Sunday, May 11, 2008

The New Normal

Elise and I had packed our bags and set them in a neat row by the door to our room. We had brought a lot, but were still leaving with much more than we had when we arrived. Mission accomplished, we were leaving with what we had come to the hospital for in the first place and now that we had him, we were anxious to leave. We had spoken to no one that morning, as I recall. Perhaps, someone--a nurse, doctor or merely the woman who wheeled in our lunch cart--had suggested the day before that today would be the day we could go home. We didn't know where we got the notion we would be allowed to leave, but there we were, ready, nonetheless. We knew. It was time to go home.

Later, we would confide in some our readiness to leave.
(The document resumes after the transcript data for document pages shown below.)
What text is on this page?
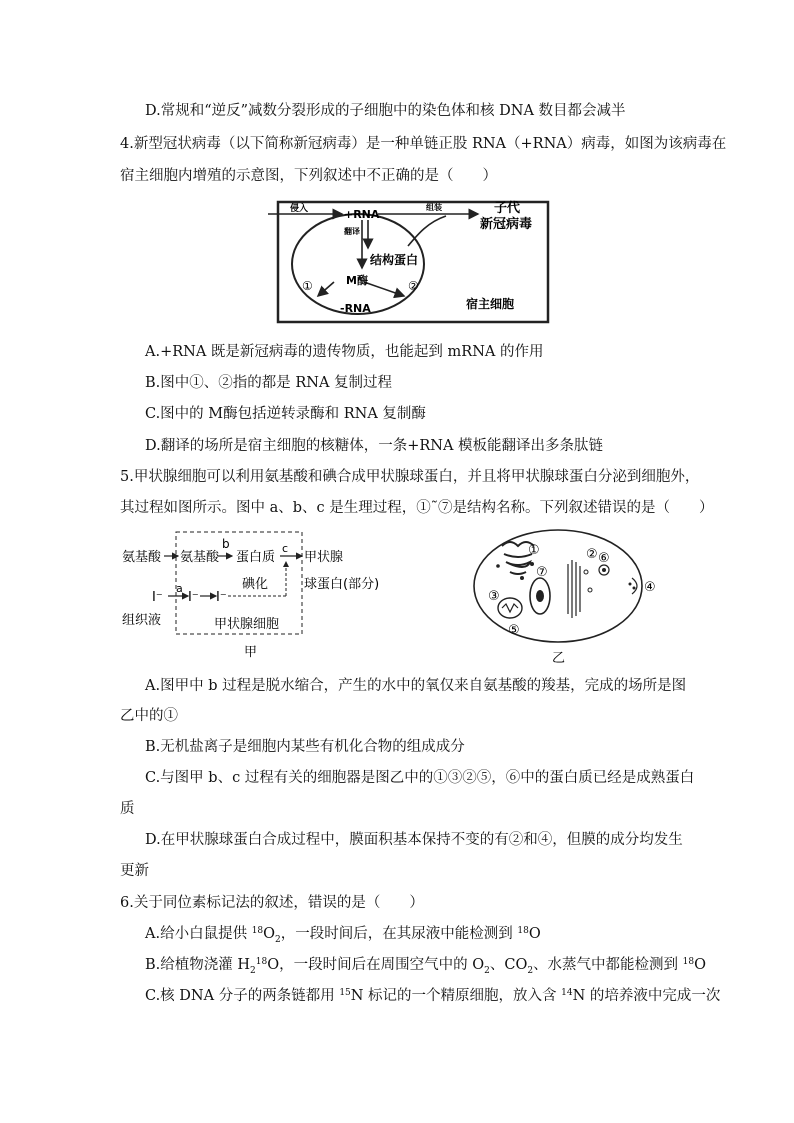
D.常规和“逆反”减数分裂形成的子细胞中的染色体和核 DNA 数目都会减半
4.新型冠状病毒（以下简称新冠病毒）是一种单链正股 RNA（+RNA）病毒，如图为该病毒在
宿主细胞内增殖的示意图，下列叙述中不正确的是（　　）
侵入	+RNA
翻译
组装	子代
新冠病毒
结构蛋白
M酶
①	②
-RNA	宿主细胞
A.+RNA 既是新冠病毒的遗传物质，也能起到 mRNA 的作用
B.图中①、②指的都是 RNA 复制过程
C.图中的 M酶包括逆转录酶和 RNA 复制酶
D.翻译的场所是宿主细胞的核糖体，一条+RNA 模板能翻译出多条肽链
5.甲状腺细胞可以利用氨基酸和碘合成甲状腺球蛋白，并且将甲状腺球蛋白分泌到细胞外，
其过程如图所示。图中 a、b、c 是生理过程，①˜⑦是结构名称。下列叙述错误的是（　　）
氨基酸 氨基酸
b
蛋白质
c
甲状腺
球蛋白(部分)
I⁻
a
I⁻ I⁻
碘化
组织液	甲状腺细胞
甲
①	②
③
④
⑤
⑥
⑦
乙
A.图甲中 b 过程是脱水缩合，产生的水中的氧仅来自氨基酸的羧基，完成的场所是图
乙中的①
B.无机盐离子是细胞内某些有机化合物的组成成分
C.与图甲 b、c 过程有关的细胞器是图乙中的①③②⑤，⑥中的蛋白质已经是成熟蛋白
质
D.在甲状腺球蛋白合成过程中，膜面积基本保持不变的有②和④，但膜的成分均发生
更新
6.关于同位素标记法的叙述，错误的是（　　）
A.给小白鼠提供 $^{18}O_2$，一段时间后，在其尿液中能检测到 $^{18}$O
B.给植物浇灌 $H_2^{18}O$，一段时间后在周围空气中的 $O_2$、$CO_2$、水蒸气中都能检测到 $^{18}$O
C.核 DNA 分子的两条链都用 $^{15}$N 标记的一个精原细胞，放入含 $^{14}$N 的培养液中完成一次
Their eyebrows levitated off their foreheads at us, perhaps unconsciously, perhaps intentionally. "Why would you want to leave?" some would ask Elise. "Didn't they change his diapers, feed and swaddle him for you?" The answer would be a resounding no. Without going into the thousands of fascinating details of that day, basically they brought Sam into the world, gave him to Elise and I and said, in not-so-many words, "Here you go. He's your's now." And from that second, Elise and I hit the ground running, putting into practice that which we had never practiced, rehearsed or applied in real life.

Faced with any new challenge, it is not only natural, but wise and prudent to prepare. If one were to sign up for a triathlon, one would train for it, run, swim, cycle hours and miles. If you knew you had a big test on the horizon, you would study for it, right? (unless that test was AP Calculus, then you would just doodle super-heroes and dragons over the whole thing in number 2 pencil and wait anxiously for the class trip to Pizza Hut). Elise and I took classes, watched videos and read every book we could get our hands on, but often no matter how much preparation you put into a thing it can never compare to the reality. I imagine that you can float around in a NASA swimming pool in your space suit all day long, but it will never truly steel you for the wonders of space.

And when they drop your 6 lbs. 11 oz. son in your arms, you don't remember--not even for a fraction of a second--that you have never held a baby in your life.

Though we had our hands fuller than we could ever have anticipated them being, anyone who truly knows either of us, can imagine the prospect of staring at the same four walls sans Starbucks or a whiff of fresh air for the 3rd day in a row held no appeal to us whatsoever. We were ready to get back to what we had started calling 'the new normal'.

The 'new normal' would be--at the same time--nothing like the 'old normal' and exactly the same as the 'old normal'.

The 'old normal' was characterized by all things Elise and I enjoyed doing together: sharing coffee at Buckys, going for runs, bike rides and swims, grocery shopping and making dinner together, trips out west and going out for HH on Tiggy Fridays. The 'new normal' would consist of all these activities and more, only now we would have some extra company.

Imagine you are standing on one side of a disembodied doorway, and on one side of the doorway is the 'new normal' and on the other side of the doorway is the 'old normal'. To the untrained eye, the differences between these two universes would seem profound. To the uninitiated, peering through this doorway would be like Superman peering into Bizarro world, a reality where everything was upside-down, where chaos reigned and order was on permanent sabbatical. But to the experienced observer, to one who knew the difference between the 'old normal' and the 'new normal', the world on either side of that doorway would appear exactly the same. If anything, the grass was greener once we walked through that doorway, once we loaded our bags onto the cart and were wheeled through the automatic sliding glass doors into the steamy South Florida afternoon, December 27th, 2007...





And went straight home.

1 comment:

Anonymous said...

Correction: I did my math wrong. It would have been the afternoon of the 28th..but it was still stinking hot.